Pasolini’s meditation on the life of St Francis is very different from his fellow countryman Franco Zeffirelli’s later Brother Sun, Sister Moon (1972). The Hawks and the Sparrows is a much more serious, creditable, and inevitably less entertaining work altogether.
Pasolini also tries to make his story modern, as the narrative moves between the simple, idealist life of monastic 13th-century Italy and the swinging Sixties of Fellini-style La Dolce Vita, with men on Vespas looking hunky and saying ‘ciao’ a lot. There are almost no references to the figurative arts, and many more explicit references to other films.
The exploratory script is about the end of Italian Neo-Realism as a kind of limbo, and it evokes the ghost of Neo-Realism, particularly the beginning about two characters living out their life without thinking about it, ie two typical heroes of Neo-Realism, humble, humdrum and unaware.
The Hawks and the Sparrows is an interesting, maybe fascinating, time capsule of a film, well made and thoughtful, though, arguably, maybe it is not one of Pasolini’s best films. They tried to advertise it as a surprise comedy hit of the New York Film Festival but it is really very funny. Pasolini was a very serious film-maker.
Pasolini commented: ‘I tried to make it more cinema.’

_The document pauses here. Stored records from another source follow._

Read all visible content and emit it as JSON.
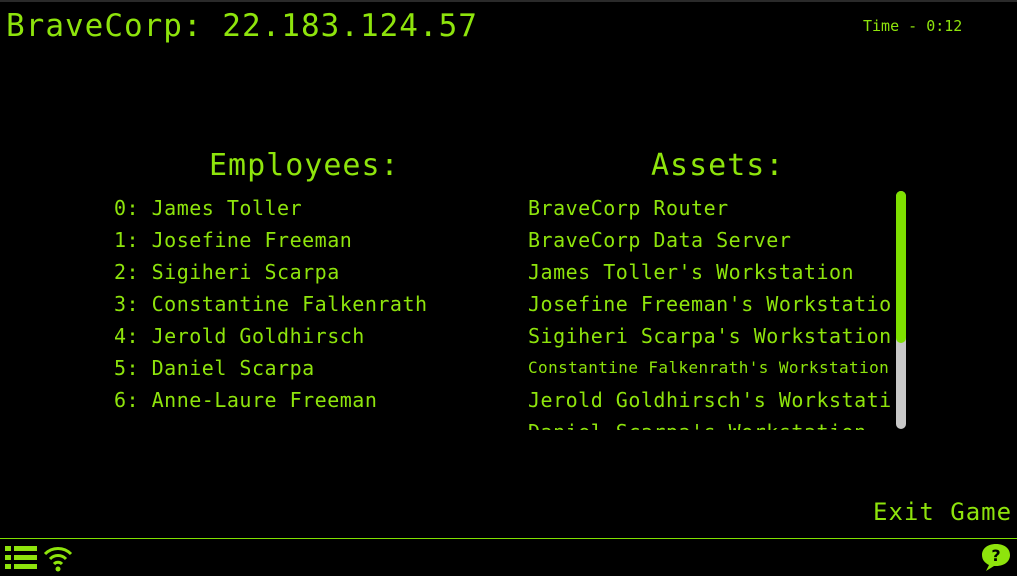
{
  "header": {
    "title": "BraveCorp: 22.183.124.57",
    "timer": "Time - 0:12"
  },
  "employees": {
    "heading": "Employees:",
    "items": [
      "0: James Toller",
      "1: Josefine Freeman",
      "2: Sigiheri Scarpa",
      "3: Constantine Falkenrath",
      "4: Jerold Goldhirsch",
      "5: Daniel Scarpa",
      "6: Anne-Laure Freeman"
    ]
  },
  "assets": {
    "heading": "Assets:",
    "items": [
      "BraveCorp Router",
      "BraveCorp Data Server",
      "James Toller's Workstation",
      "Josefine Freeman's Workstation",
      "Sigiheri Scarpa's Workstation",
      "Constantine Falkenrath's Workstation",
      "Jerold Goldhirsch's Workstation",
      "Daniel Scarpa's Workstation"
    ]
  },
  "exit_label": "Exit Game",
  "taskbar": {
    "icons": [
      "menu-icon",
      "wifi-icon",
      "help-icon"
    ]
  },
  "colors": {
    "accent": "#8ee40c",
    "background": "#000000",
    "scroll_thumb": "#7fe000",
    "scroll_track": "#c8c8c8"
  }
}
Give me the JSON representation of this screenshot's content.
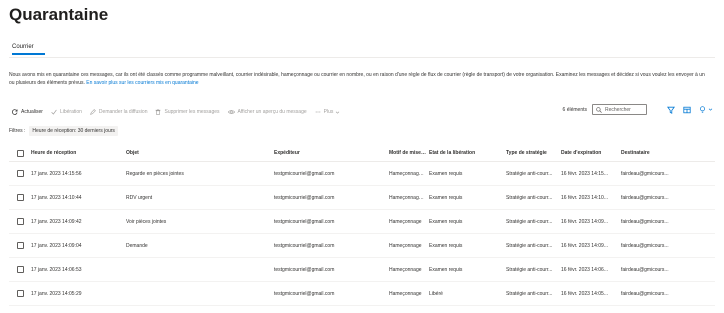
{
  "page": {
    "title": "Quarantaine",
    "tab": "Courrier",
    "description": "Nous avons mis en quarantaine ces messages, car ils ont été classés comme programme malveillant, courrier indésirable, hameçonnage ou courrier en nombre, ou en raison d'une règle de flux de courrier (règle de transport) de votre organisation. Examinez les messages et décidez si vous voulez les envoyer à un ou plusieurs des éléments prévus.",
    "learn_more": "En savoir plus sur les courriers mis en quarantaine"
  },
  "toolbar": {
    "refresh": "Actualiser",
    "release": "Libération",
    "request_release": "Demander la diffusion",
    "delete": "Supprimer les messages",
    "preview": "Afficher un aperçu du message",
    "more": "Plus"
  },
  "search": {
    "count": "6 éléments",
    "placeholder": "Rechercher"
  },
  "filters": {
    "label": "Filtres :",
    "chip": "Heure de réception: 30 derniers jours"
  },
  "table": {
    "columns": [
      "Heure de réception",
      "Objet",
      "Expéditeur",
      "Motif de mise en ...",
      "État de la libération",
      "Type de stratégie",
      "Date d'expiration",
      "Destinataire"
    ],
    "rows": [
      [
        "17 janv. 2023 14:15:56",
        "Regarde en pièces jointes",
        "testgmicourriel@gmail.com",
        "Hameçonnage à ha...",
        "Examen requis",
        "Stratégie anti-courr...",
        "16 févr. 2023 14:15...",
        "fairdeau@gmicours..."
      ],
      [
        "17 janv. 2023 14:10:44",
        "RDV urgent",
        "testgmicourriel@gmail.com",
        "Hameçonnage à ha...",
        "Examen requis",
        "Stratégie anti-courr...",
        "16 févr. 2023 14:10...",
        "fairdeau@gmicours..."
      ],
      [
        "17 janv. 2023 14:09:42",
        "Voir pièces jointes",
        "testgmicourriel@gmail.com",
        "Hameçonnage",
        "Examen requis",
        "Stratégie anti-courr...",
        "16 févr. 2023 14:09...",
        "fairdeau@gmicours..."
      ],
      [
        "17 janv. 2023 14:09:04",
        "Demande",
        "testgmicourriel@gmail.com",
        "Hameçonnage",
        "Examen requis",
        "Stratégie anti-courr...",
        "16 févr. 2023 14:09...",
        "fairdeau@gmicours..."
      ],
      [
        "17 janv. 2023 14:06:53",
        "",
        "testgmicourriel@gmail.com",
        "Hameçonnage",
        "Examen requis",
        "Stratégie anti-courr...",
        "16 févr. 2023 14:06...",
        "fairdeau@gmicours..."
      ],
      [
        "17 janv. 2023 14:05:29",
        "",
        "testgmicourriel@gmail.com",
        "Hameçonnage",
        "Libéré",
        "Stratégie anti-courr...",
        "16 févr. 2023 14:05...",
        "fairdeau@gmicours..."
      ]
    ]
  },
  "colors": {
    "accent": "#0078d4",
    "text": "#323130",
    "disabled": "#a19f9d"
  }
}
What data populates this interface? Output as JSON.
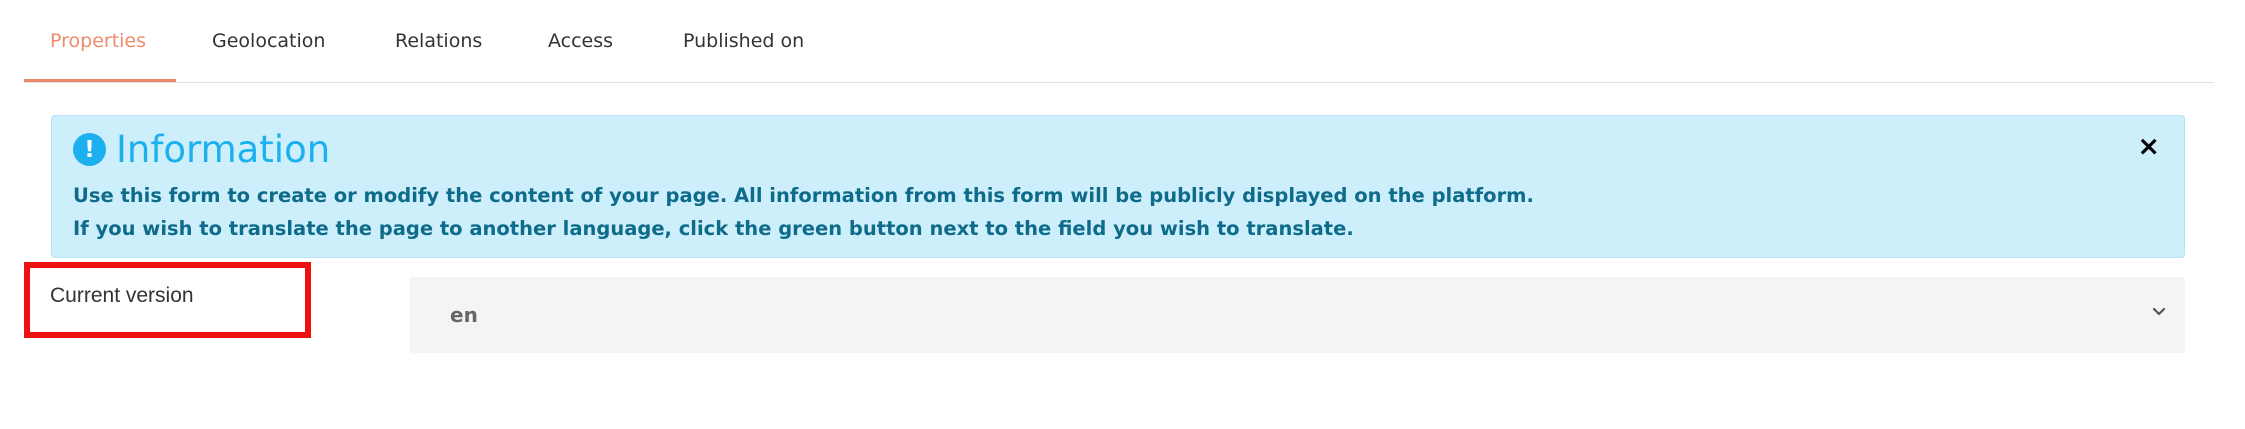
{
  "tabs": [
    {
      "label": "Properties",
      "active": true
    },
    {
      "label": "Geolocation",
      "active": false
    },
    {
      "label": "Relations",
      "active": false
    },
    {
      "label": "Access",
      "active": false
    },
    {
      "label": "Published on",
      "active": false
    }
  ],
  "alert": {
    "title": "Information",
    "line1": "Use this form to create or modify the content of your page. All information from this form will be publicly displayed on the platform.",
    "line2": "If you wish to translate the page to another language, click the green button next to the field you wish to translate.",
    "icon": "exclamation-circle-icon",
    "close_label": "×"
  },
  "form": {
    "current_version_label": "Current version",
    "current_version_value": "en",
    "chevron_icon": "chevron-down-icon"
  },
  "colors": {
    "accent": "#ee8b6d",
    "info_bg": "#cdeefb",
    "info_title": "#1cb1ee",
    "info_text": "#0e6b8a",
    "highlight": "#ee0f0f"
  }
}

Pasolini writes the screenplay with Dante Ferretti, the cinematographers are Mario Bernardo and Tonino Delli Colli and the score is by Ennio Morricone. Also in the cast are Rossana Di Rocco, Renato Capogna, Femi Benussi and Pietro Davoli.
Totò (1898–1967) – Antonio de Curtis Gagliardi Griffo Focas Comneno – was one of the most popular Italian film stars.